Chapter 6 includes a generally good overview of Nomenclature and Classification (21 pages). Nevertheless, it is also rather erratic, possibly because of a need to cover such a broad range of organisms and thus rules of nomenclatlure (we are also incorrectly told that the Codes "result from the occasional Congresses" when there hasn't been a Zoological Congress for decades), but also because this chapter is intellectually isolated from all of the previous ones. In particular, there is no discussion of the fact that recent evidence suggests that the protists, fungi and algae as traditionally defined are polyphyletic, and so may create all sorts of inconsistencies when the Codes of Nomenclature are applied (or ignored, as is often the case for protists). There is also a tendency to use words without explaining their meaning; and the use of the expression "specific name" instead of "specific epithet" may not help novices. The author is also apparently unaware that there is (and has been for nearly a decade) an "authoritative list of authors and their abbreviations" for botanical nomenclature. The chapter ends with some suggestions for deciding priorities as to what new species should be described first but these are unfortunately at variance with the considerations for conservation of biodiversity.

Chapters 7 (Cytotaxonomy, 10 pages), 8 (Chemotaxonomy and Related Topics, 9 pages),9 (Immunotaxonomy, 12 pages), 10 (Proteins and Taxonomy, 23 pages), and 11 (Nucleic Acid Methods, 35 pages) provide practical details (i.e. techniques) about various sources of taxonomic data. Morphology and anatomy are ignored, presumably as a result of the focus on biology rather than zoology or botany (for example), although this is never spelled out. Most of these chapters are good introductions to their topics for non-experts, although there is, once again, a tendency to use words without explaining their meaning or to use them several pages before their meaning is explained. Also, the section on the analysis of protein data does not discuss the use of BLOSUM matrices, and that on the analysis of nucleotide data does not discuss the corrections for biases (noted above); in fact, the use of distances is treated as "largely historical". Furthermore, the section on sequence alignment incorrectly treats it as a parsimony problem rather than a phenetic problem (computer alignment is based on overall similarity), and ignores the possibility of using functional criteria to align the sequences.

Chapter 12 covers Palaeotaxoiiomy, Biogeography, Evolution and Extinction (16 pages).
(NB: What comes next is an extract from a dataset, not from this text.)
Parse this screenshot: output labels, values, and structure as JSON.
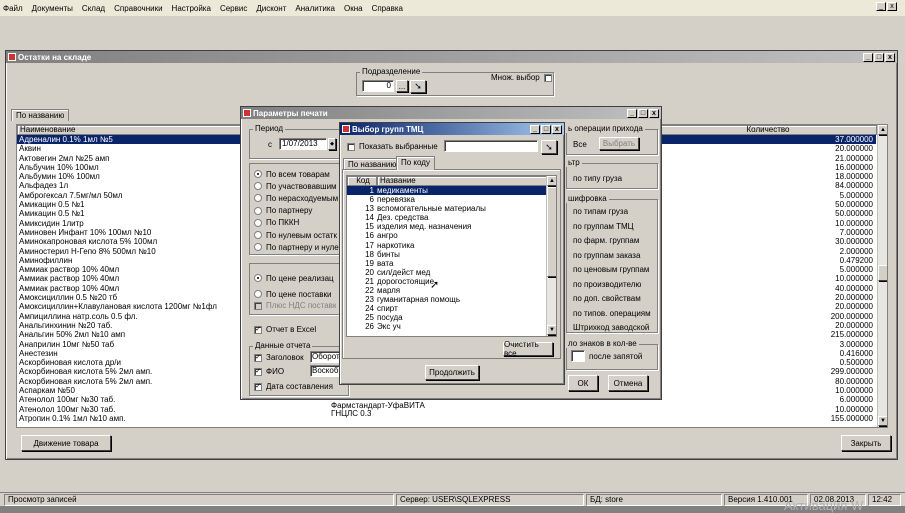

These topics are apparently lumped together because they are all non-phylogenctic evolutionary topics; and clearly each of these topics could be dramatically, and usefully, amplified from the brief coverage given here. Furthermore, the discussion of biogeography is abysmal, and that of co-evolution is not much better (but we are finally told about cladogenesis and anagenesis, which should have been mentioned in Chapter 2). This is thus far-and-away the weakest part of this book. This is a pity, because this is the one chapter where it is possible to emphasize and expand on the usefulness of systematics to biology in general, rather than merely having this point tucked away in the Preface.

The book ends with a chapter on Museums, Herbaria, Biodiversity, Conservation and the Future of Taxonomy (19 pages). The first part of the chapter is about museums only, in spite of the title, and it is thus another example of the zoological bias in the book. The second part of the chapter would be much better as an enthusiastic introduction to the book rather than as a hopeful conclusion.

So, in the final analysis, this book is probably quite acceptable as an introductory textbook, provided that its biases are acknowledged (i.e. entomology, parsimony cladistics) and its weaknesses accepted (i.e. typographical errors, poor coverage of some important topics). It is, in many ways, a compromise between several competing influences (e.g. botany versus zoology, detailed versus broad coverage), and the author has made his own decisions about which way to go, based presumably on his own erudition and inclination. We should not hold this against him. However, this book would certainly be better as a textbook for a class of biologists rather than for a class of botanists.